This week, Dr Alastair Wilson introduces a philosophical puzzle arising out of the nature of chance.
We live in a world with a
pronounced arrow of time running from the past to the future. Eggs crack but
don't uncrack, milk can't be unmixed from coffee, and all living things age and
die. Puzzlingly, though, our best physical theories tell us that the
fundamental laws of nature are nearly all temporally symmetric. If a
fundamental physical process is possible, then an appropriate time-reversal of
that process is also generally physically possible*. How can our world of
temporally asymmetric processes result from a set of fundamental laws which our
best physics says are largely time-symmetric?

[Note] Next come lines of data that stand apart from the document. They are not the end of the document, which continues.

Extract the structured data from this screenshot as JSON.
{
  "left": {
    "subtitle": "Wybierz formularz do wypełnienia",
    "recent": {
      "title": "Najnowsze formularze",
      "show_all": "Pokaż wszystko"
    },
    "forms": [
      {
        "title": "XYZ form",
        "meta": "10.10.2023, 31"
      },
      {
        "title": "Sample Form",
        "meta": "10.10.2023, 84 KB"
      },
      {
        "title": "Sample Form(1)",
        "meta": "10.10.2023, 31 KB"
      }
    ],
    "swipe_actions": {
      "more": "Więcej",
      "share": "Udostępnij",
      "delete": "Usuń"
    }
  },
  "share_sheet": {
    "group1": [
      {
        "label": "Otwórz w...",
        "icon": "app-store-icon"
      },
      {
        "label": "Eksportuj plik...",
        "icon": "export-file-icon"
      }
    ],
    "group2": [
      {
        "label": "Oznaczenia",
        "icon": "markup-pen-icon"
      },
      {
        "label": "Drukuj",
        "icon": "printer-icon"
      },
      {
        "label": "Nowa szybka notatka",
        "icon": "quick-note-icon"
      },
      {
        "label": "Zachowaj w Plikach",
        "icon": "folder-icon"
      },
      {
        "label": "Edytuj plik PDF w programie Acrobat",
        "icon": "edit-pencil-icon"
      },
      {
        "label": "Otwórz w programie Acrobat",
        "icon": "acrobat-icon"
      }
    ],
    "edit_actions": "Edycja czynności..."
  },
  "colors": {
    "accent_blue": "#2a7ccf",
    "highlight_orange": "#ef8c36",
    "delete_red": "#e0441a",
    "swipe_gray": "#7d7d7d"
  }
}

One important part of this
puzzle concerns objective chance: real probabilities in nature. It seems that
events in the future are often chancy in a way that events in the past are not:
it may still be a matter of chance what the weather will be like next month,
but it's not a matter of chance what it's like right now. We may be uncertain
about the present whether, but it isn't objectively probabilistic. How, in
particular, does this asymmetry of chance arise?
One bold answer derives from
the work of Ludwig Boltzmann (1844-1906). Boltzmann's idea traces the source of
the time asymmetry we observe to a very special initial state, which is in a
rigorous sense extremely orderly: technically, the initial state has
exceptionally low entropy. Since the initial state is assumed to obtain at the
beginning of the universe but not at the end, we recover an asymmetry in
processes that go on in between.
But Boltzmann's answer can't
be the whole story about the temporal asymmetry of chance. The low-entropy
initial state is compatible with deterministic theories like classical mechanics,
according to which the state of the universe at one time fixes the state of the
universe at every time. This wouldn't allow for any temporal asymmetry of
chances, on the usual philosophical understanding of chance: the chance of any
given event occurring would always be either 1 or 0, and it wouldn't change
over time.
*(There is a fascinating exception involving the weak nuclear force, which has recently been experimentally verified by an amazing experiment called BABAR - but that violation of time symmetry isn't able to produce the radical asymmetries we see in the world around us.)